Dear "Kamu",
Hai, pangeran dalam mimpiku. Apa kabarmu?
Semalam kita bertemu. Jujur, aku senang, meski lagi-lagi begitu singkat. Terlalu singkat, malah. Semoga aku belum keburu gila karena terlalu lama menunggu.
Kelas terakhirku kosong, jadi kuluangkan waktu dengan banyak menulis hari ini. (Salah satunya ya, surat ini untukmu.) Aku juga sempat mengingat-ingat lagi mimpiku semalam.
Entah kenapa, sepertinya energimu mulai memudar. Apakah kamu akan segera pergi dan ternyata kamu memang hanyalah khayalanku? Apakah selama ini kamu hanyalah ciptaan dari benakku sendiri, hanya karena aku sudah terlalu sering dibuat kecewa oleh realita?
Aku tahu, aku sendiri juga bukan manusia sempurna. Namun, sayangnya banyak yang berharap kalau perempuan itu harusnya sudi menerima kekurangan lelaki, sementara perempuan itu sendiri sering dituntut untuk menjadi ibarat sosok dewi - hanya untuk menyenangkan lelaki. Aku sendiri juga sebenarnya tidak meminta terlalu banyak, namun wajar saja 'kan, kalau aku sendiri juga punya selera? Perkara berjodoh atau tidak, itu masih urusan nanti. Semuanya selalu ada di tangan Sang Ilahi.
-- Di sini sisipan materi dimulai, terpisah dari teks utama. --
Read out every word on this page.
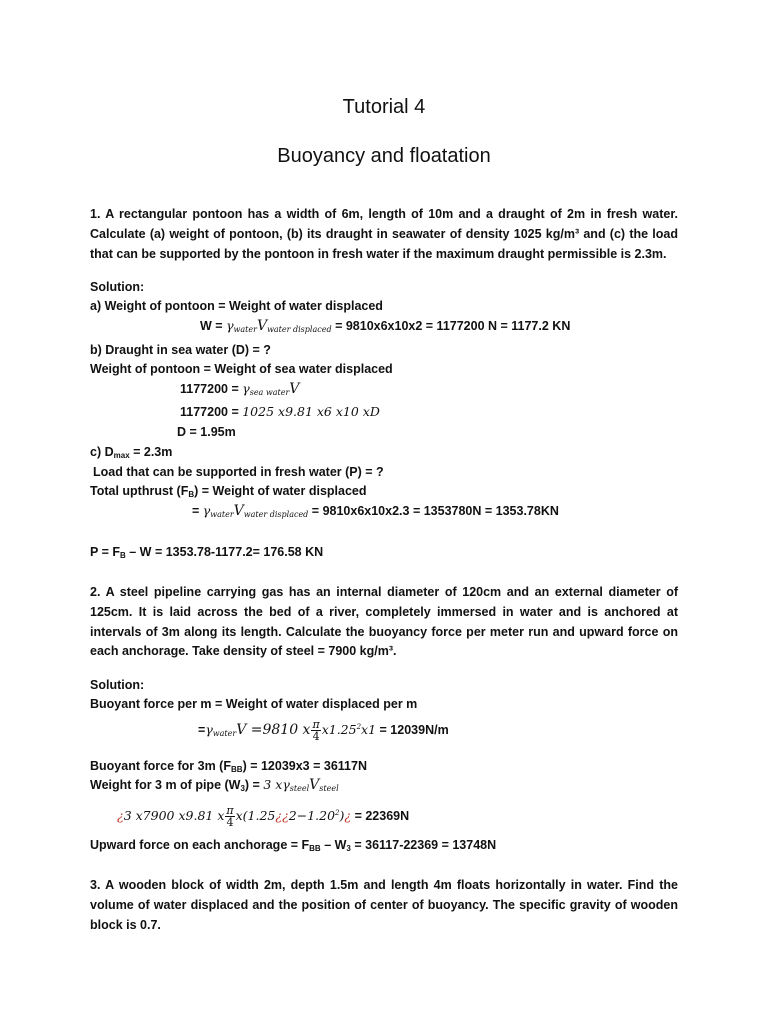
Tutorial 4
Buoyancy and floatation
1. A rectangular pontoon has a width of 6m, length of 10m and a draught of 2m in fresh water. Calculate (a) weight of pontoon, (b) its draught in seawater of density 1025 kg/m³ and (c) the load that can be supported by the pontoon in fresh water if the maximum draught permissible is 2.3m.
Solution:
a) Weight of pontoon = Weight of water displaced
$W = \gamma_{water}V_{water displaced} = 9810x6x10x2 = 1177200$ N = 1177.2 KN
b) Draught in sea water (D) = ?
Weight of pontoon = Weight of sea water displaced
$1177200 = \gamma_{sea water}V$
1177200 = 1025 x9.81 x6 x10 xD
D = 1.95m
c) $D_{max} = 2.3m$
Load that can be supported in fresh water (P) = ?
Total upthrust $(F_B)$ = Weight of water displaced
= $\gamma_{water}V_{water displaced} = 9810x6x10x2.3 = 1353780N = 1353.78KN$
$P = F_B - W = 1353.78-1177.2= 176.58$ KN
2. A steel pipeline carrying gas has an internal diameter of 120cm and an external diameter of 125cm. It is laid across the bed of a river, completely immersed in water and is anchored at intervals of 3m along its length. Calculate the buoyancy force per meter run and upward force on each anchorage. Take density of steel = 7900 kg/m³.
Solution:
Buoyant force per m = Weight of water displaced per m
$=\gamma_{water}V =9810$ x $\frac{\pi}{4} x1.25^2x1 = 12039N/m$
Buoyant force for 3m $(F_{BB}) = 12039x3 = 36117N$
Weight for 3 m of pipe $(W_3) = 3$ $x\gamma_{steel}V_{steel}$
¿3 x7900 x9.81 x $\frac{\pi}{4}$ $x(1.25¿¿2-1.20^2)¿ = 22369N$
Upward force on each anchorage = $F_{BB} - W_3 = 36117-22369 = 13748N$
3. A wooden block of width 2m, depth 1.5m and length 4m floats horizontally in water. Find the volume of water displaced and the position of center of buoyancy. The specific gravity of wooden block is 0.7.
Baru saja aku terlibat dalam percakapan dengan salah seorang kolega, tentang sosok lelaki bermata biru yang sama-sama kita kenal dan memang disukai orang banyak. Jujur, aku bahkan pernah juga sangat mencintainya, jauh sebelum sosok kurus slengean yang pernah hadir sebentar dalam hidupku kemarin. Entah kenapa, pembicaraan kami berlanjut kepada fakta bahwa lelaki bermata biru (yang sebaiknya cukup kupanggil 'Paul' saja) yang baik hati dan sangat disayangi banyak orang itu masih juga melajang...di usianya yang sudah tidak lagi muda.
Entah kenapa, tenggorokanku mendadak tercekat saat kolega itu bertanya-tanya. Aku tahu sejarah urusan cinta Paul dengan beberapa perempuan dalam hidupnya. Aku tahu dia masih sangat mencintai mantannya yang terakhir, yang membuatku memutuskan untuk mundur teratur daripada berharap terus akan sesuatu yang semu.
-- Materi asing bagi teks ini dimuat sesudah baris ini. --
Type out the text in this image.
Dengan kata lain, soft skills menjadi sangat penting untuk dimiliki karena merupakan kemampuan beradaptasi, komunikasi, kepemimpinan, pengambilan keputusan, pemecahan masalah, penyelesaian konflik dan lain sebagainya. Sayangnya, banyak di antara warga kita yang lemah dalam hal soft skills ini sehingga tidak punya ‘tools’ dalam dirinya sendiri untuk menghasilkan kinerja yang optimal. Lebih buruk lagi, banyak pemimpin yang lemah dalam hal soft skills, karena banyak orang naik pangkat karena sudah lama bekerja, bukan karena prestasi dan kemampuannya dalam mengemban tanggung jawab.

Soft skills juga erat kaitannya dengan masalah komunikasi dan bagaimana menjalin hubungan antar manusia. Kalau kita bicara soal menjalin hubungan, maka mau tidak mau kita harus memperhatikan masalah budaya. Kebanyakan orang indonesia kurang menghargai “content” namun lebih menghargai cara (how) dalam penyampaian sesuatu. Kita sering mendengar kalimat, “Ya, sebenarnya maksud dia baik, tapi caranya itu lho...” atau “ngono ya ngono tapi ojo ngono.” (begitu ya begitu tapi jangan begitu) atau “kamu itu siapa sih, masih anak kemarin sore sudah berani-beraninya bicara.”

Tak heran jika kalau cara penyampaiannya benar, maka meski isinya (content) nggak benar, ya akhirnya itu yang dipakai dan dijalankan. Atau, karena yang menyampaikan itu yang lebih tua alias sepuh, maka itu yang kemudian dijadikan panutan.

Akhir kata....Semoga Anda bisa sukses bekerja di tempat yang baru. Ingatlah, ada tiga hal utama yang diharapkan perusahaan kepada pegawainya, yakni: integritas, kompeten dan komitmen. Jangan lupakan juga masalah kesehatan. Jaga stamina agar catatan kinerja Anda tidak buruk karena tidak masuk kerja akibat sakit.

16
"Dia sudah terlalu sering disakiti, makanya susah untuk mulai lagi," duga si kolega. Untunglah, tiba-tiba dia harus melakukan sesuatu, sehingga meninggalkan ruangan dan tidak sempat melihatku yang hampir menangis. Jujur, memikirkan sosok bermata biru yang selama ini selalu baik padaku tapi sering dibuat patah hati oleh perempuan membuatku sedih.
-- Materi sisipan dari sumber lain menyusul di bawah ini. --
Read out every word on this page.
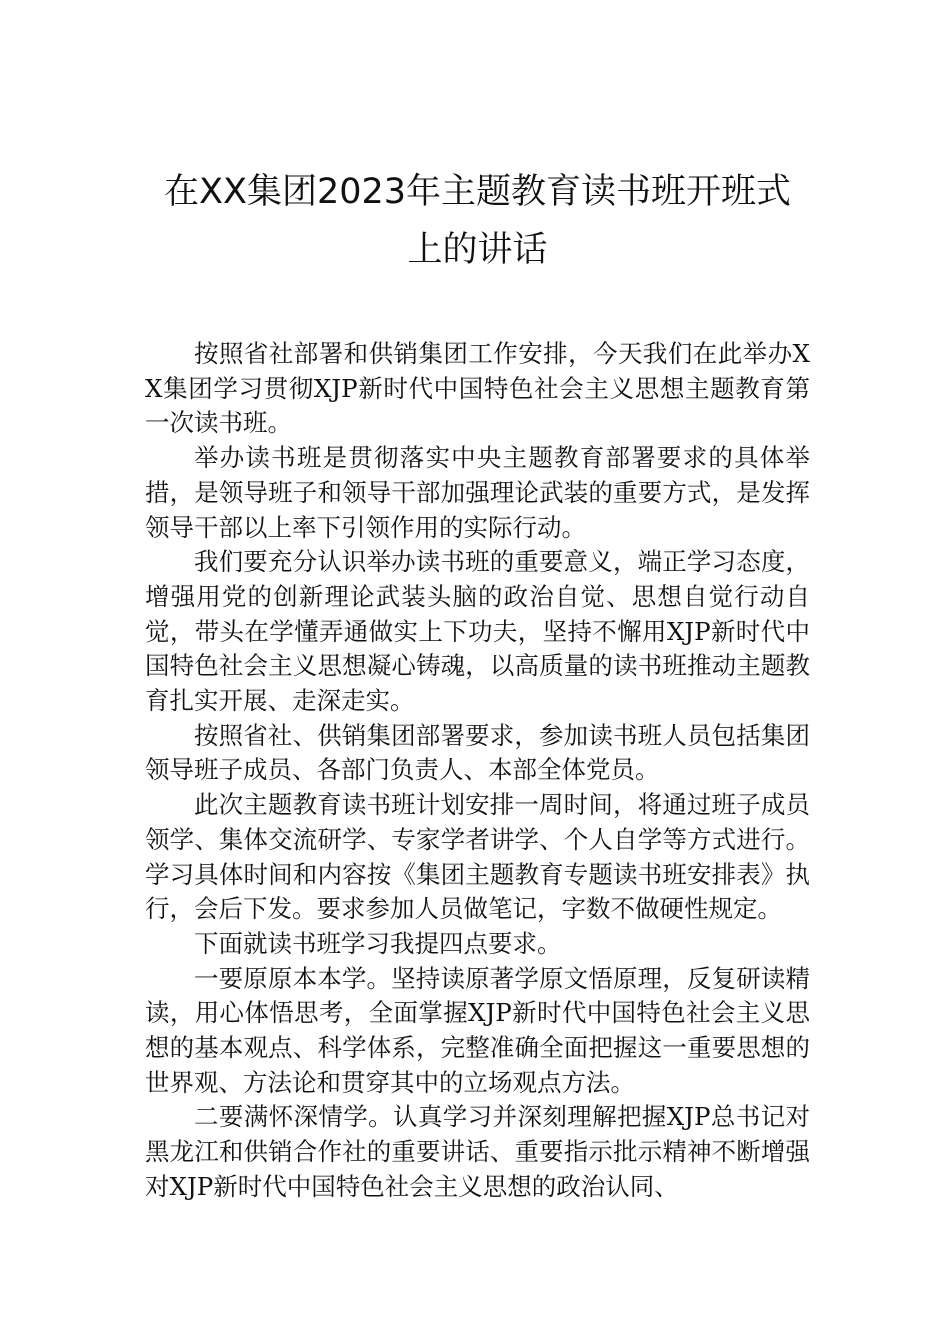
在XX集团2023年主题教育读书班开班式
上的讲话

按照省社部署和供销集团工作安排，今天我们在此举办XX集团学习贯彻XJP新时代中国特色社会主义思想主题教育第一次读书班。

举办读书班是贯彻落实中央主题教育部署要求的具体举措，是领导班子和领导干部加强理论武装的重要方式，是发挥领导干部以上率下引领作用的实际行动。

我们要充分认识举办读书班的重要意义，端正学习态度，增强用党的创新理论武装头脑的政治自觉、思想自觉行动自觉，带头在学懂弄通做实上下功夫，坚持不懈用XJP新时代中国特色社会主义思想凝心铸魂，以高质量的读书班推动主题教育扎实开展、走深走实。

按照省社、供销集团部署要求，参加读书班人员包括集团领导班子成员、各部门负责人、本部全体党员。

此次主题教育读书班计划安排一周时间，将通过班子成员领学、集体交流研学、专家学者讲学、个人自学等方式进行。学习具体时间和内容按《集团主题教育专题读书班安排表》执行，会后下发。要求参加人员做笔记，字数不做硬性规定。

下面就读书班学习我提四点要求。

一要原原本本学。坚持读原著学原文悟原理，反复研读精读，用心体悟思考，全面掌握XJP新时代中国特色社会主义思想的基本观点、科学体系，完整准确全面把握这一重要思想的世界观、方法论和贯穿其中的立场观点方法。

二要满怀深情学。认真学习并深刻理解把握XJP总书记对黑龙江和供销合作社的重要讲话、重要指示批示精神不断增强对XJP新时代中国特色社会主义思想的政治认同、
Apakah aku masih mencintainya? Sepertinya iya. Apakah aku diam-diam berharap bahwa kamu sebenarnya adalah dia, suatu saat di masa depan nanti? Mungkin juga, meski aku harus tetap menjejak realita agar jangan sampai terlalu berharap hingga terancam beneran gila. Karena, walau bagaimana pun, aku masih menyayanginya. Aku hanya ingin dia bahagia, meski belum tentu dia adalah kamu.
Tahu tidak? Sebagian dari diriku berharap cemas, dalam hati memohon padamu agar jangan pergi. Di sisi lain, aku sudah terlalu sering ditolak dan ditinggal, jadi akhirnya hanya bisa kembali bersiap-siap menerima kehilangan berikutnya. Bukankah hidup tidak selalu sesuai yang kita inginkan?